I speak here of the difference between what I’d called the sacred sense of self and the secular sense of self. They are not the same. (Even in the best phases of inner work there are times when the sacred sense of self becomes distant, because such tests are necessary, or it can’t grow. It has been known since ancient times that God sometimes withdraws so as to create conditions where a person must strive more towards Him; and this is a right action, on both sides.)

In the broadest sense of the term, self help programs which are healthy and don’t encourage delusions (such as the idea, for example, that one can cure Lyme disease with homeopathy-- something a close friend of mine tried several years ago, with very nearly disastrous results that were only headed off at the last moment after severe neuropathy set in, when an aggressive course of antibiotics had to be applied) are fine. One must, however, measure these ideas in regard to their hypnotic effects, which can blind us to the inward search in favor of the outward trappings. It is, after all, the bells and whistles of outward practices that attract us; and outward practices almost all present themselves, in one way or another, as though one could get something real without paying for it to the last penny.

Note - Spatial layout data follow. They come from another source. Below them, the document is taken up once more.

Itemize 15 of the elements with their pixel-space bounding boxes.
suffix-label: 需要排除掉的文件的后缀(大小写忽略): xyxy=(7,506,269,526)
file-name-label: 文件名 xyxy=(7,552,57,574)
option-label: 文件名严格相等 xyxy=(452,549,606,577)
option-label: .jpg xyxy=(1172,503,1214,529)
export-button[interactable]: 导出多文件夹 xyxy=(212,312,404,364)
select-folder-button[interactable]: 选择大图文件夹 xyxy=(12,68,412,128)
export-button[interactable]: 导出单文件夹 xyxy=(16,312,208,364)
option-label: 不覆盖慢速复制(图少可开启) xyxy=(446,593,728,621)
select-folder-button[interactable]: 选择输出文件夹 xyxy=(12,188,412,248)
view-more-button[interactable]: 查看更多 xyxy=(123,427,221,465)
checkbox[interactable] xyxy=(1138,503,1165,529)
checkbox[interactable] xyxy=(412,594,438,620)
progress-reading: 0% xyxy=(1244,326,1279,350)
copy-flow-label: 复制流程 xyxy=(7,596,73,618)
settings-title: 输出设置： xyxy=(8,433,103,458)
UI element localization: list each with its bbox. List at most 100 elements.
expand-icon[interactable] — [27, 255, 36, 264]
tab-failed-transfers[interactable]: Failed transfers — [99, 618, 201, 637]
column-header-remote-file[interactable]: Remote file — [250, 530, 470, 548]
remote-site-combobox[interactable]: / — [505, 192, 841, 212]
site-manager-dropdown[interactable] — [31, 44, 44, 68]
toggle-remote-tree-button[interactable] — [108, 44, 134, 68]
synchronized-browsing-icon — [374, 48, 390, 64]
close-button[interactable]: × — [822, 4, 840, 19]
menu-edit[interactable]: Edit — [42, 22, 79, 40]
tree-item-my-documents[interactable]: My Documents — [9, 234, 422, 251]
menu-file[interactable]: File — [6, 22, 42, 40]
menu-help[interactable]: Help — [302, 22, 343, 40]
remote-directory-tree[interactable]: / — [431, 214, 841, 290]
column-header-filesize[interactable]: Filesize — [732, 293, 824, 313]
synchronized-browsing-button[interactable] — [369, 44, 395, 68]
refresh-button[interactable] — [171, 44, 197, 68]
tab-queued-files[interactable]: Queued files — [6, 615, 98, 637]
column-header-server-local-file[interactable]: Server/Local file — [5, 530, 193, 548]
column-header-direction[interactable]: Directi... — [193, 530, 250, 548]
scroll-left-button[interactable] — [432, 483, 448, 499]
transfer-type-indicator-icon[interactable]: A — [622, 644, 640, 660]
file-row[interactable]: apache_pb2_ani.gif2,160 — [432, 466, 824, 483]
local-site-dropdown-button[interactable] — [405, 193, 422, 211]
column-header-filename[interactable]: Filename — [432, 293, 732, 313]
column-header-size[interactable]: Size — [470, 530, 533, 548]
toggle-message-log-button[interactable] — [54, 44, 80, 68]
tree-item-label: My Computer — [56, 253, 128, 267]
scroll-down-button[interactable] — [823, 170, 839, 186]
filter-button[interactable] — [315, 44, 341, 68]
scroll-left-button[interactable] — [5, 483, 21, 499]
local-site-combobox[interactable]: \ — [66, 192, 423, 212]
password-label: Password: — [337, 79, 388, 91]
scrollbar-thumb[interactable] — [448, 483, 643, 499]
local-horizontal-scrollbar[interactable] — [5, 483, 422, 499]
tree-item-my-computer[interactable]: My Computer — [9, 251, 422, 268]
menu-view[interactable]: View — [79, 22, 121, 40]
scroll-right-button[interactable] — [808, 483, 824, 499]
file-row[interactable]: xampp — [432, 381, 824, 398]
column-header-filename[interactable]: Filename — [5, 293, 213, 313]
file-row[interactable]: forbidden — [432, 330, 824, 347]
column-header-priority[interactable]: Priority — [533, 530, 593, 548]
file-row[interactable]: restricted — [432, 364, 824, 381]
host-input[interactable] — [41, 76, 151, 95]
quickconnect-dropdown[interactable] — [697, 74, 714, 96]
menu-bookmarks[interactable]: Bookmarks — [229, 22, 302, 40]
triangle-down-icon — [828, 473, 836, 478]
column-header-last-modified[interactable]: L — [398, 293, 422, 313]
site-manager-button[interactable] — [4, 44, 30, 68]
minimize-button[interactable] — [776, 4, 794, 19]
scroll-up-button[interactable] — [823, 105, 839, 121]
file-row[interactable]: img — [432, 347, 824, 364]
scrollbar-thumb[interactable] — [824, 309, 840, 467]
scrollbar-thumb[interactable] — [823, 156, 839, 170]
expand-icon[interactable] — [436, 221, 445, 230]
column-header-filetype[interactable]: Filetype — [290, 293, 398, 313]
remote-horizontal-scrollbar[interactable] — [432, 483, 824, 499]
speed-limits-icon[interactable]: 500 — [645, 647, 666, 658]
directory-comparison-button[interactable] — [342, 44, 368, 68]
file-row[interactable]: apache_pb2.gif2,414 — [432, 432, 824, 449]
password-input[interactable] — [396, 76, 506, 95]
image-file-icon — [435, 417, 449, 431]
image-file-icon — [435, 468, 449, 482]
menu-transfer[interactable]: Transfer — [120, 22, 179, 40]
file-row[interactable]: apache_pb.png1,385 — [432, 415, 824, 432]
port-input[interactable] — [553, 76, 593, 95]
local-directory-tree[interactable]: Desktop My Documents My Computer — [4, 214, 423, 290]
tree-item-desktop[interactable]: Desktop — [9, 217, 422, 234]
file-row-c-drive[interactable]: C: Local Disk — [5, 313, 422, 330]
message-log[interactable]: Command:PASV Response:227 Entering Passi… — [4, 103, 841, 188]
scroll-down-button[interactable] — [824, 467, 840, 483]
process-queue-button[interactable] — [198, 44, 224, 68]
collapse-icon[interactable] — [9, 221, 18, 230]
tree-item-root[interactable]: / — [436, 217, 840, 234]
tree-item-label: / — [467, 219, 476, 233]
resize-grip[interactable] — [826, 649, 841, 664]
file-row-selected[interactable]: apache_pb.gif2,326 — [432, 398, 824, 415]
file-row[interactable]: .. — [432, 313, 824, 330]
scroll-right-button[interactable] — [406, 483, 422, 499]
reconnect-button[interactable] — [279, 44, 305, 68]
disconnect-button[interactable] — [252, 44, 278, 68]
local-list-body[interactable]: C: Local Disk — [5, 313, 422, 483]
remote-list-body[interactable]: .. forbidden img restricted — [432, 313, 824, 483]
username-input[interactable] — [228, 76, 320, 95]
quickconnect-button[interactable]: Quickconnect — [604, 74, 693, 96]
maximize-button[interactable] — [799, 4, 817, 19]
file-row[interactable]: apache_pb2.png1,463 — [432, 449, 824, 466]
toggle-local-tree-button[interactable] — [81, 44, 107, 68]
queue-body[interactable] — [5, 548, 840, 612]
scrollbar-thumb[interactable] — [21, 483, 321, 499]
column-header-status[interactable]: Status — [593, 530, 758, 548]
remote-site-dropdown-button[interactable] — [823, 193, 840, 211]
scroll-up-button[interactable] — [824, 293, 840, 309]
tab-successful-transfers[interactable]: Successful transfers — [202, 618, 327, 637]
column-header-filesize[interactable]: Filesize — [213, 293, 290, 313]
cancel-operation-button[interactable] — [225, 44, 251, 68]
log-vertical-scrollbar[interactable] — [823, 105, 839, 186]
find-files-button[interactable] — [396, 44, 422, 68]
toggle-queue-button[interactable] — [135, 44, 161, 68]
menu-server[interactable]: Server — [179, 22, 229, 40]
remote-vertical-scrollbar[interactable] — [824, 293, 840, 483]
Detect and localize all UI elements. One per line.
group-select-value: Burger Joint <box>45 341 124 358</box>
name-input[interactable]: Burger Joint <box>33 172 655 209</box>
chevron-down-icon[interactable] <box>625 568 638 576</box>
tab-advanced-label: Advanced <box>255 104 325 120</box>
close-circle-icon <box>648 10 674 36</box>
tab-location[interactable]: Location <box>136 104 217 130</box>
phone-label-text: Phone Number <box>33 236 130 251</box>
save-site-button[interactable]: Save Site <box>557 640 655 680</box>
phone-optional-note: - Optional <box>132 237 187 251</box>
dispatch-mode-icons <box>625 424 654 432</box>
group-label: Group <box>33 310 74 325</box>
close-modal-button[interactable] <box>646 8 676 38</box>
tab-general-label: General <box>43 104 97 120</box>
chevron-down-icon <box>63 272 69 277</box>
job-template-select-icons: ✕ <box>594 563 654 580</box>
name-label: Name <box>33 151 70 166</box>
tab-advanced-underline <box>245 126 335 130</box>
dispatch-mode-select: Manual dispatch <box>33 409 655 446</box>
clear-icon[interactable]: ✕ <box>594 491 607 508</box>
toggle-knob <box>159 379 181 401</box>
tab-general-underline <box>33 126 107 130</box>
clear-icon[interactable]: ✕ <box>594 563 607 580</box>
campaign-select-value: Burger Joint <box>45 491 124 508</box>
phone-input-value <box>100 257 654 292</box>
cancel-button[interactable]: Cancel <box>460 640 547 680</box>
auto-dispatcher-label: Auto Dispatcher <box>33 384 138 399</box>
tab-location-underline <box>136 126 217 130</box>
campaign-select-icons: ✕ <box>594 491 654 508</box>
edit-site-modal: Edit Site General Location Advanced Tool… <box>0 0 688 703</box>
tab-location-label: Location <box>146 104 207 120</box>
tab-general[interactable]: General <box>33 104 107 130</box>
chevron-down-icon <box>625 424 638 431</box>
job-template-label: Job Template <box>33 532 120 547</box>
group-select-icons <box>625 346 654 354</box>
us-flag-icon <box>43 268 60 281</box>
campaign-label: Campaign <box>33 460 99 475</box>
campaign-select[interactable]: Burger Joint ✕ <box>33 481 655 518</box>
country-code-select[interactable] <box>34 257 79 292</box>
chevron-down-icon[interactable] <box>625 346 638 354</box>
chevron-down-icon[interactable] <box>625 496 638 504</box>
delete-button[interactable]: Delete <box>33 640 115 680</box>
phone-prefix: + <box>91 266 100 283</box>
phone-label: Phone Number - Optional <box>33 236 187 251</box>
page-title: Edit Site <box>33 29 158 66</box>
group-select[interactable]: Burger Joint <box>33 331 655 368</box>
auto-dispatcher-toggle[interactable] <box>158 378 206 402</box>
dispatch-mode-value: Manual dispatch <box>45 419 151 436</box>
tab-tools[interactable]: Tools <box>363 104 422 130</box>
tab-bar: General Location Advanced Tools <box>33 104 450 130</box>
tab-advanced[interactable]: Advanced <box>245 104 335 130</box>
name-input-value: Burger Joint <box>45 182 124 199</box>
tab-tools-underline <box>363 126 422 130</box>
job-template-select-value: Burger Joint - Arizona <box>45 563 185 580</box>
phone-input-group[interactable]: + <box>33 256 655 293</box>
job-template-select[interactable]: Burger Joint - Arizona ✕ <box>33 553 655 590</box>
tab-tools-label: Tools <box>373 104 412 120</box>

If one buys into this, one is led away from God; this natural tendency prevails, because we want the easy way out. So it’s important to recognize outer works for what they are and see their limitations.

The aim of inner work is to sense one’s sin objectively, that is, to see it without judgment. Self-help works probably can’t help much with that. Sensing one’s sin objectively is a serious and sobering—and silent—inner activity which takes many years and leads one into completely unknown territory, in a very real sense.

There is no turning back from such a place; which is why it’s best not to embark on the journey unless one is willing to suffer the inner truth of what one is.

Hosanna.

1 comment:

  1. Thank you for a v interesting post.
    I value your interpretation of Jesus's words. It's interesting to note tho, that neither Gurdjieff nor Mme, nor Pauline, where shorn of the worldly. Maybe it was rather their 'attitude' to their circumstances....They all lived in, or near to, the most expensive part of Paris, in affluent accommodation. The G work house is a large mansion within walking distance of the Arc du Triomphe,
    I wonder what you would think of Patterson's Kesdjan body workshop!? Now full, at $700+. Worthwhile, or the blind leading the blind. He is v keen to say that he was a 'student' of Pentland for many years....
    I guess we have to learn the art of bullshit detection, or discernment of spirits.